Herbert Wehner kommt unbezweifeibar das Verdienst zu, maßgebend an einer wirklichkeitsnäheren — oder, wie seine namhaften und namenlosen Kritiker sagen: konformistischen Programmatik der SPD mitgewirkt zu haben; maßgebender war er an der Durchsetzung des neuen Kurses beteiligt; noch maßgebender aber war wohl sein Anteil daran, die Partei und die ihr befreundeten Organisationen nach außen geschlossen hinter die veränderte Richtung der praktizierten Politik zu zwingen, eine Politik, die der Wille zur Macht bestimmte und nicht wie früher die Idee.

Daß er dabei Autorität und Macht auf — für private Begriffe - zumindest außergewöhnliche Weise ausspielte, und daß er davon mehr besitzt als jeder andere Funktionär der SPD, sollte der nicht leugnen und bagatellisieren, der die Partei von innen her kennt. Seine Kritiker aber vergessen meistens, daß alle führenden Sozialdemokraten seiner Linie gefolgt sind, und daß er von seinen Genossen auf dem Parteitag in seinem Amt bestätigt wurde.
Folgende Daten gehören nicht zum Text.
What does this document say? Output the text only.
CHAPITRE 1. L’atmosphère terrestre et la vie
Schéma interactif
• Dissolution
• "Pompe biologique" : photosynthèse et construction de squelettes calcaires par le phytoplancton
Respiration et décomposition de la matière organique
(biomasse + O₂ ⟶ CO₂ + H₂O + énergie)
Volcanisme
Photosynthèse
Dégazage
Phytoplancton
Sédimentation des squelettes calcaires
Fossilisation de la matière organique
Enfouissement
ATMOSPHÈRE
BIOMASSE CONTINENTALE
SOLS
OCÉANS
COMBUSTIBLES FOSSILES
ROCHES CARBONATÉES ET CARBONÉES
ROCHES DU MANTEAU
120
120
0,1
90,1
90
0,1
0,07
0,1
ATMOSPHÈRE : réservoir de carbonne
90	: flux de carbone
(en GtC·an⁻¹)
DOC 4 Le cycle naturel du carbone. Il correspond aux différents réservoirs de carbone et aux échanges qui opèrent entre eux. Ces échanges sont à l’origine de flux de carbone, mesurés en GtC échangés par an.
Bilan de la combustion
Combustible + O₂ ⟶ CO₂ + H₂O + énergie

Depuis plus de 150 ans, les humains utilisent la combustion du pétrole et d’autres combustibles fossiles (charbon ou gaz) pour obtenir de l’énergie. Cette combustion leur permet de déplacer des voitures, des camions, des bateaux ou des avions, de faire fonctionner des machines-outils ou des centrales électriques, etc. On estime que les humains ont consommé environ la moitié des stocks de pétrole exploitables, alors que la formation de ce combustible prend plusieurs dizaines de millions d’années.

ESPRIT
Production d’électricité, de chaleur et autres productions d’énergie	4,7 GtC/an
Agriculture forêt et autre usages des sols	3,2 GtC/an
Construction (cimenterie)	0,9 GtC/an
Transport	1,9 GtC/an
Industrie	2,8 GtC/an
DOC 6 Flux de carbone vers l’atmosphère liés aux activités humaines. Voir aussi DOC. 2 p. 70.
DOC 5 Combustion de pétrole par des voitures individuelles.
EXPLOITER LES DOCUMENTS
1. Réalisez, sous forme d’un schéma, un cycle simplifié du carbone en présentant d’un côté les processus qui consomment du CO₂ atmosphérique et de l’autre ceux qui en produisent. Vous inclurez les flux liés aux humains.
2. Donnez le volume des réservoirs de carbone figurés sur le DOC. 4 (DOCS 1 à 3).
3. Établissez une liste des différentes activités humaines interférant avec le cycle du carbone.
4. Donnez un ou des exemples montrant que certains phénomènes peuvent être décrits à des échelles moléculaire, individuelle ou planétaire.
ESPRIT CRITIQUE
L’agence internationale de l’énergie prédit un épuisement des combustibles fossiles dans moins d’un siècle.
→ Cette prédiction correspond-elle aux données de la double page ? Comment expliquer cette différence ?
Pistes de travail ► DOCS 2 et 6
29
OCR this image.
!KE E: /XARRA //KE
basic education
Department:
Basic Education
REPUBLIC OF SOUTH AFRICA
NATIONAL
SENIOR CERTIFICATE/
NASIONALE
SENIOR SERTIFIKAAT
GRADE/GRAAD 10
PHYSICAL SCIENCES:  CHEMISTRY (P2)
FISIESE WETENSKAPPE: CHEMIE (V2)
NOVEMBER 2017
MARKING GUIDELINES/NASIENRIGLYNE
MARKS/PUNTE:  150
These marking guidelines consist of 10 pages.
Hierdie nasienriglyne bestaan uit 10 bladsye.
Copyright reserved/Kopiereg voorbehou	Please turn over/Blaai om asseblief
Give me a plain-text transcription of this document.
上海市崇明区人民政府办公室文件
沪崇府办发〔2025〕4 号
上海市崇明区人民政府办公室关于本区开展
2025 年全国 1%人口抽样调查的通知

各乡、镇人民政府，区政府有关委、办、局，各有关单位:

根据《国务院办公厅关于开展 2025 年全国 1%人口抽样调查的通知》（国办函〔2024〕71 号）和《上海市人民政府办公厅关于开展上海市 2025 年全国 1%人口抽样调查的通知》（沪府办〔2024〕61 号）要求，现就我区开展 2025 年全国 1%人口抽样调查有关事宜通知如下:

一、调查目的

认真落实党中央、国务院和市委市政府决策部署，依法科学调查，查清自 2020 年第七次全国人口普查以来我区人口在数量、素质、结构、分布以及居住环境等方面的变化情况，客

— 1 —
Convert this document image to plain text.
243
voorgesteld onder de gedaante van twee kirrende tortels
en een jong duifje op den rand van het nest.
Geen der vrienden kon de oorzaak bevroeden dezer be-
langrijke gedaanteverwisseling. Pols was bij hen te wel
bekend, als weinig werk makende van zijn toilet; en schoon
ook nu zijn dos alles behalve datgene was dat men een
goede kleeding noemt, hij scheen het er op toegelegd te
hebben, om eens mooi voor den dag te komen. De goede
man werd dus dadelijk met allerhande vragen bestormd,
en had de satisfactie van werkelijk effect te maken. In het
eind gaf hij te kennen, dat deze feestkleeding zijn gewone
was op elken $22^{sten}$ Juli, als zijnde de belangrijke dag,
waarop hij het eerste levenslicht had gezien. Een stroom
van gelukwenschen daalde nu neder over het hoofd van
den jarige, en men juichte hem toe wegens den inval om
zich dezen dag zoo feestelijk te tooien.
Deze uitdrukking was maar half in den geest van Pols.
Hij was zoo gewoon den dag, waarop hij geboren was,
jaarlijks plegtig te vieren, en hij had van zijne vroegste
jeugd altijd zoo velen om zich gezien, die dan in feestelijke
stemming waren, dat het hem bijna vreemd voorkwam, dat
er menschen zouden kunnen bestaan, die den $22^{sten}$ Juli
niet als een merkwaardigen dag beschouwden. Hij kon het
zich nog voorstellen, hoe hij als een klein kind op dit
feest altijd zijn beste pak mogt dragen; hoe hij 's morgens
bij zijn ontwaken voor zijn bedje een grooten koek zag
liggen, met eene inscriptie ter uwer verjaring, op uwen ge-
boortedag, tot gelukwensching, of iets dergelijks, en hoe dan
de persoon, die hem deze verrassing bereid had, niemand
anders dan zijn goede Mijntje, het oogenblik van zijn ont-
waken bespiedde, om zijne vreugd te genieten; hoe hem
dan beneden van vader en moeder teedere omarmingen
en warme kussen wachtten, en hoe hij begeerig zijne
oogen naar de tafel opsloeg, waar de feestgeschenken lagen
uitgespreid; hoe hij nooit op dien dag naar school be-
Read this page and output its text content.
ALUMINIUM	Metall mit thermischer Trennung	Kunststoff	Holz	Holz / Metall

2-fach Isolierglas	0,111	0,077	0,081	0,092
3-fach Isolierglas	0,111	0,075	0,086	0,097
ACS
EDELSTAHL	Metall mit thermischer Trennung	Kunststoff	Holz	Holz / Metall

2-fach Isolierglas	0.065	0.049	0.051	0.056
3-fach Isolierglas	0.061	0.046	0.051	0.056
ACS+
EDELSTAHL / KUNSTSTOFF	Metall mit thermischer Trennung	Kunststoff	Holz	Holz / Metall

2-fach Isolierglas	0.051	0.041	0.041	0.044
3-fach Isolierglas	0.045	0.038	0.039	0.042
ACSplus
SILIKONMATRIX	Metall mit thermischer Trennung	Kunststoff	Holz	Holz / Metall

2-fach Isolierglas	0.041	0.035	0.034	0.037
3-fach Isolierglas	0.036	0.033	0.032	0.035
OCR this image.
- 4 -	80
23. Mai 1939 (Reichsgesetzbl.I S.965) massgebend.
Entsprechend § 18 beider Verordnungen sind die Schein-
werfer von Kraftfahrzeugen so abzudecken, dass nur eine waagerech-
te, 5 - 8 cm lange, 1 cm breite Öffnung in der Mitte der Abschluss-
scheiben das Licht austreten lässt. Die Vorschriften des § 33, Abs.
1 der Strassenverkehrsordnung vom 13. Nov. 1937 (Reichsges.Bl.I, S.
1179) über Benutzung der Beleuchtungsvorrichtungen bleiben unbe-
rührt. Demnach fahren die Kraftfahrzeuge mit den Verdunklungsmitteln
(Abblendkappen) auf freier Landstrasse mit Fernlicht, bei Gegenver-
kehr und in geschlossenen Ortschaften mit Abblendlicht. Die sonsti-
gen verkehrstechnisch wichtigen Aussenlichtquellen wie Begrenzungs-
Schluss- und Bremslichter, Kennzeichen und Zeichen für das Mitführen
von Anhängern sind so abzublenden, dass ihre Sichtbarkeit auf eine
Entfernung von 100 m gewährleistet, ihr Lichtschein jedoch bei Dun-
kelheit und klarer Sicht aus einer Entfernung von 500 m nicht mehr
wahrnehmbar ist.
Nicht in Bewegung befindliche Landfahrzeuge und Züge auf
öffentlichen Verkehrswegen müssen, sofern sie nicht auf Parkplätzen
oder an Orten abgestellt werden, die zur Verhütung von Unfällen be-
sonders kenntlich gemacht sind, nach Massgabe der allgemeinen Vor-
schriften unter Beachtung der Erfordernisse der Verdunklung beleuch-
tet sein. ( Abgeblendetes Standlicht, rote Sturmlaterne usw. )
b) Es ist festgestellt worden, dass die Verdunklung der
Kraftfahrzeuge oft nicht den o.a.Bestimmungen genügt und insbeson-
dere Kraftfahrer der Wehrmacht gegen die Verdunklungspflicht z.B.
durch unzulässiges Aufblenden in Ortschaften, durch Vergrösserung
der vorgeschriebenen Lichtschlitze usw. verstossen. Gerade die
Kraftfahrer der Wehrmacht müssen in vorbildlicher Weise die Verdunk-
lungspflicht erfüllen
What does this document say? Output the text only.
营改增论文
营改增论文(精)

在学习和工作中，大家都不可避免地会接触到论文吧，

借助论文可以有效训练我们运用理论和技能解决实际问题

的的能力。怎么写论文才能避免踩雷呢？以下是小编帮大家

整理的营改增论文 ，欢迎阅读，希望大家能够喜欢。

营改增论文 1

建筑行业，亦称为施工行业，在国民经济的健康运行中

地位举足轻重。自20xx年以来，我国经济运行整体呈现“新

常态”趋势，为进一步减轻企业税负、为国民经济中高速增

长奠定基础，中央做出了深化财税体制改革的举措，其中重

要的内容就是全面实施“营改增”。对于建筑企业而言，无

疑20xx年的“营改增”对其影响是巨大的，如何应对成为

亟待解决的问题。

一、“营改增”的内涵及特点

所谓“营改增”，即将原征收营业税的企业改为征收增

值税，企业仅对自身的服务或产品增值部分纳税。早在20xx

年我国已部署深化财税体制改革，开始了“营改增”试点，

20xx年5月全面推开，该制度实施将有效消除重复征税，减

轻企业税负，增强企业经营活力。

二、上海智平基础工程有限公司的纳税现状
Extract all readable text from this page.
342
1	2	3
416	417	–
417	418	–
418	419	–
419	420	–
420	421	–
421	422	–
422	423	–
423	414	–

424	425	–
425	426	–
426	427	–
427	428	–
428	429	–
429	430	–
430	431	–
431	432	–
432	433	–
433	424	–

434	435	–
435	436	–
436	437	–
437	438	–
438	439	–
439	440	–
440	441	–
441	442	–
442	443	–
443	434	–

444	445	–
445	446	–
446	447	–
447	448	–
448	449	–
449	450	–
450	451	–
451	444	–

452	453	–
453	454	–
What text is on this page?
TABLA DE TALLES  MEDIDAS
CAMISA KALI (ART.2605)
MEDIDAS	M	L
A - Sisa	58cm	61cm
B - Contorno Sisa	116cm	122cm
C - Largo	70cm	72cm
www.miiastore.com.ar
Über Herbert Wehner kann gewiß diskutiert werden, aber die personelle Diskussion hat sich eben leider in der SPD - und das zeigt das „Pamphlet“ - von dem sachlichen Hintergrund gelöst und droht zum Selbstzweck zu werden.

Über Herbert Wehner wird also diskutiert, aber es wird unqualifiziert diskutiert, und nicht über die Sache. Der Parteiführung war es leicht, die personellen Angriffe abzuwehren; es war bequem für sie, in ihrer politisch ebenso wie das „Pamphlet“ unergiebigen Erwiderung der Frage ausweichen zu können, die nur indirekt angeschnitten worden war: die innerparteiliche Demokratie Es kann weiter in Bonn geführt werden, die Partei mag verprovinzialisieren, wie der schleswig-holsteinische Landesvorsitzende der SPD Joachim Steffen meinte. Die eigentliche sachliche Analyse und Vorbereitung einer neuen Politik nach der verlorenen Wahl und sachlichen Vorschläge zur Bewältigung der hohen Mitgliederzahlen der Massenpartei SPD bleiben weiter der sogenannten „Linken“ überlassen; die Bedingungen allerdings haben sich durch das „Pamphlet“ leider erschwert.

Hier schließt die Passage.